Les confidences de Kimmer Coppejans: "J’ai vécu deux ans en enfer"
Vainqueur de Roland-Garros et n°1 mondial en junior, l’Ostendais était promis à un bel avenir… Une rupture de contrat et un changement de coach ont détruit son rêve.
- Publié le 21-09-2018 à 07h53
- Mis à jour le 21-09-2018 à 20h15
Vainqueur de Roland-Garros et n°1 mondial en junior, l’Ostendais était promis à un bel avenir… Une rupture de contrat et un changement de coach ont détruit son rêve. Il était attendu comme le messie. Kimmer Coppejans avait survolé les juniors avec une telle virtuosité que son jeu semblait taillé pour le Top 20 au minimum. Ancien numéro un mondial et vainqueur de Roland-Garros chez les juniors en 2012, son avenir était tracé dans le sillage des Gaël Monfils, Marin Cilic et autres Stan Wawrinka.
Il est le seul garçon belge à avoir réussi cet exploit en Grand Chelem depuis Jacky Brichant en 1947 !
Son passage chez les pros avait même été jugé prometteur. L’Ostendais avait intégré le Top 100 à 22 ans tout en se nourrissant d’une expérience exceptionnelle, vu qu’il figurait dans l’équipe qui a joué la finale de Coupe Davis en 2015.
À l’aube de ses 22 ans, rien ne prédestinait cette graine de champion aux épreuves qu’il était sur le point d’affronter. Le 97e joueur mondial a dégringolé à la 371e place mondiale.
Un grain de sable a enrayé la mécanique au point de faire chauffer le moteur. Tout a explosé. Un de ses partenaires est coupable de ce naufrage. Son fournisseur de raquettes porte une lourde responsabilité. "Ma marque de raquette, Prince, n’a pas honoré les termes de son contrat et n’a pas tenu son accord."
L’entreprise a arrêté soudainement de fabriquer son outil de travail. "J’ai dû changer de raquette sans trouver celle qui convenait à mon jeu. Je suis passé chez Technifibre durant un an."

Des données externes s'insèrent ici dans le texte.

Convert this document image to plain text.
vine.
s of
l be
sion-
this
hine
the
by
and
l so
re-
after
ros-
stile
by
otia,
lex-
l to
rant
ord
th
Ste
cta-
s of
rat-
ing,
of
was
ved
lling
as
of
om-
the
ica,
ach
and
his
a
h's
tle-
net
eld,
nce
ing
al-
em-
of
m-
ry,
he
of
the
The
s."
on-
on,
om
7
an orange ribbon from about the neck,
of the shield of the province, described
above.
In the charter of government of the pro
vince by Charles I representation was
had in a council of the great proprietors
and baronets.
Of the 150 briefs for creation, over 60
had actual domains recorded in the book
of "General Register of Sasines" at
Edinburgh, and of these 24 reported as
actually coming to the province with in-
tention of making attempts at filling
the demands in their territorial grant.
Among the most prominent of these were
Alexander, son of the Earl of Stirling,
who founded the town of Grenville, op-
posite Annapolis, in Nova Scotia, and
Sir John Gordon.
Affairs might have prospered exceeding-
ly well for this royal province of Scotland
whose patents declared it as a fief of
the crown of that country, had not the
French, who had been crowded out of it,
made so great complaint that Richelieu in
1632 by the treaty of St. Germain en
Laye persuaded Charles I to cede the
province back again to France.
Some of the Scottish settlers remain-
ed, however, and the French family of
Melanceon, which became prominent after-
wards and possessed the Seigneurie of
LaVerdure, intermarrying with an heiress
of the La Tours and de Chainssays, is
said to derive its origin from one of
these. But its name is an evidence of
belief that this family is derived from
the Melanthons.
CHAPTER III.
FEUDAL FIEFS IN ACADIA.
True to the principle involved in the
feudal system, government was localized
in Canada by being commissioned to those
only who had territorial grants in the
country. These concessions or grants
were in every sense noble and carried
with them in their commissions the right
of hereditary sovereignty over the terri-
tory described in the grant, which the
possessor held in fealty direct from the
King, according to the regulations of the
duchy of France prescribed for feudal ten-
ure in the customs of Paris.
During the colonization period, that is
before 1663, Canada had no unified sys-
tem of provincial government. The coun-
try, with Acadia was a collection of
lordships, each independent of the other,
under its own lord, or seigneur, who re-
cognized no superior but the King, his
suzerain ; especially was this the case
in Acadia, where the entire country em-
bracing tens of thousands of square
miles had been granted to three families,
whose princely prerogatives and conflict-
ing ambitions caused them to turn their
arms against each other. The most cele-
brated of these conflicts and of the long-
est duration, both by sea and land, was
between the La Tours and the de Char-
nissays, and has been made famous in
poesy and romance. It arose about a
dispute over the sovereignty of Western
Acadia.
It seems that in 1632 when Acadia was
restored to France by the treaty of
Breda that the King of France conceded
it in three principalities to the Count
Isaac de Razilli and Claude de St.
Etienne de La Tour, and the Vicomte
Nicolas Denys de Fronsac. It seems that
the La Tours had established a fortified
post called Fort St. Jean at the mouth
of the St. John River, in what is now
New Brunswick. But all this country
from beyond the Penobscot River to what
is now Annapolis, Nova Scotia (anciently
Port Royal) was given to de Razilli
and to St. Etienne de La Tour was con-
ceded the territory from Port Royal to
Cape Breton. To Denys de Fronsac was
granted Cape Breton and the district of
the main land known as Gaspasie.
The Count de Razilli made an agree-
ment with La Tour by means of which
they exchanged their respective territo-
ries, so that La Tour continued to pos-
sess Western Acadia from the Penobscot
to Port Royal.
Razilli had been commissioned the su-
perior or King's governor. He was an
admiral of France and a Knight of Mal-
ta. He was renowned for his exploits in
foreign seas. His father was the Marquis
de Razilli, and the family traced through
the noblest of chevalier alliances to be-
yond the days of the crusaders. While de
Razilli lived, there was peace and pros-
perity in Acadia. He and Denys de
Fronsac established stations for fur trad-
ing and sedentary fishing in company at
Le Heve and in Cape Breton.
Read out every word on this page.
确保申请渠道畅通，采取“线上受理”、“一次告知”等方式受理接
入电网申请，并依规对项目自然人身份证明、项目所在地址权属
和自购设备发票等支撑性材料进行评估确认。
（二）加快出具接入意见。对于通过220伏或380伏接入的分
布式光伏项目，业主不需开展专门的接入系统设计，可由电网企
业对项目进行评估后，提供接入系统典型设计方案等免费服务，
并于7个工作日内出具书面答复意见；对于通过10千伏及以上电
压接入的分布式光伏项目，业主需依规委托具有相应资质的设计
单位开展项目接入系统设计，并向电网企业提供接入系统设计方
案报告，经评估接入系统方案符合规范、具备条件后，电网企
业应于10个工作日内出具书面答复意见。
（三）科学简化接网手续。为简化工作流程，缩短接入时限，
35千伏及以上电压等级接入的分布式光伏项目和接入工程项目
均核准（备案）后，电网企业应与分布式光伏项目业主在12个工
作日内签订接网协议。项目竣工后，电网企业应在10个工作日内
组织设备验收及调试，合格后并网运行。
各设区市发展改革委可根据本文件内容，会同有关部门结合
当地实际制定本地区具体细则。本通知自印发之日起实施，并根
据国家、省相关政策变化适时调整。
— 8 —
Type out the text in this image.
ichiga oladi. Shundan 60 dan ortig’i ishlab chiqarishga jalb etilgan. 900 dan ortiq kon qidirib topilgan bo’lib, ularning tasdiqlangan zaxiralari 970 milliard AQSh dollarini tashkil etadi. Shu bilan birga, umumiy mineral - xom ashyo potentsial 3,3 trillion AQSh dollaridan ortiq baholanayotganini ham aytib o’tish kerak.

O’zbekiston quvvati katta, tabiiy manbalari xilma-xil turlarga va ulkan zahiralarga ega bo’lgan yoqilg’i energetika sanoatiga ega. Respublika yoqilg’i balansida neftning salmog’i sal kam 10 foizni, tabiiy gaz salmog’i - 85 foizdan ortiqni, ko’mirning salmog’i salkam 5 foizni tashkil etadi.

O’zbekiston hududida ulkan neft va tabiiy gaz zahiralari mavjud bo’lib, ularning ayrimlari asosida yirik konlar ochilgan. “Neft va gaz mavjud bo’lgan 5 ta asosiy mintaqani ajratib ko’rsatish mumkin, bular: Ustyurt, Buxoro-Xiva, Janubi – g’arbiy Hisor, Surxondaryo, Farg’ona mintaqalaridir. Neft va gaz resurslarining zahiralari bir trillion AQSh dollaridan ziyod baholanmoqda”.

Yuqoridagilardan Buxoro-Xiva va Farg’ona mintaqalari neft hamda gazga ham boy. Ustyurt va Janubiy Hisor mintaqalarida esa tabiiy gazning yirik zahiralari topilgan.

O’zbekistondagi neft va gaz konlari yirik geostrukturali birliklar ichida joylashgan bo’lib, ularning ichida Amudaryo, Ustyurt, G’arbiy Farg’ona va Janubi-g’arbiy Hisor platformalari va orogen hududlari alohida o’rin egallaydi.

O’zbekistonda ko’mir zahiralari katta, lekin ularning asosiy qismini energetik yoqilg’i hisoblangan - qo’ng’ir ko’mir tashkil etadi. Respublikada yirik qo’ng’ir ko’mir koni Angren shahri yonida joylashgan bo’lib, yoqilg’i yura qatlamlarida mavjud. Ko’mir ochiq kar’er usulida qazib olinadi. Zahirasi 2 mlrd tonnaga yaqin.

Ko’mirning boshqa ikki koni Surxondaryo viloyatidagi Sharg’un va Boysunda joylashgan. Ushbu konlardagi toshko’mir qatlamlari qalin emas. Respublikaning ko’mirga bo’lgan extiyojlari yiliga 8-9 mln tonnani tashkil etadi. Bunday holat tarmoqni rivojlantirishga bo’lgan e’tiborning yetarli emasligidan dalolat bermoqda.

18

Un an et beaucoup de galères. Le jeu de Kimmer s’est déréglé de manière cruelle. "Elle n’était pas faite pour moi."
Un an plus tard, il a changé son fusil --d’épaule. "J’ai opté pour un autre modèle de raquette qui me convient mieux. Je l’adore. Elle m’apporte plus de contrôle et un peu moins de force."
L’Ostendais ne se cherche pas d’excuses. "La raquette ne fait pas tout." Elle ne fait pas tout, mais elle a sérieusement écorné la confiance qu’il avait en lui. Aujourd’hui, il vit en paix avec sa nouvelle arme sportive.
Durant cette année sombre, il a pris une autre décision majeure qui a bouleversé toutes ses habitudes. "Je me suis séparé de Tom Devries."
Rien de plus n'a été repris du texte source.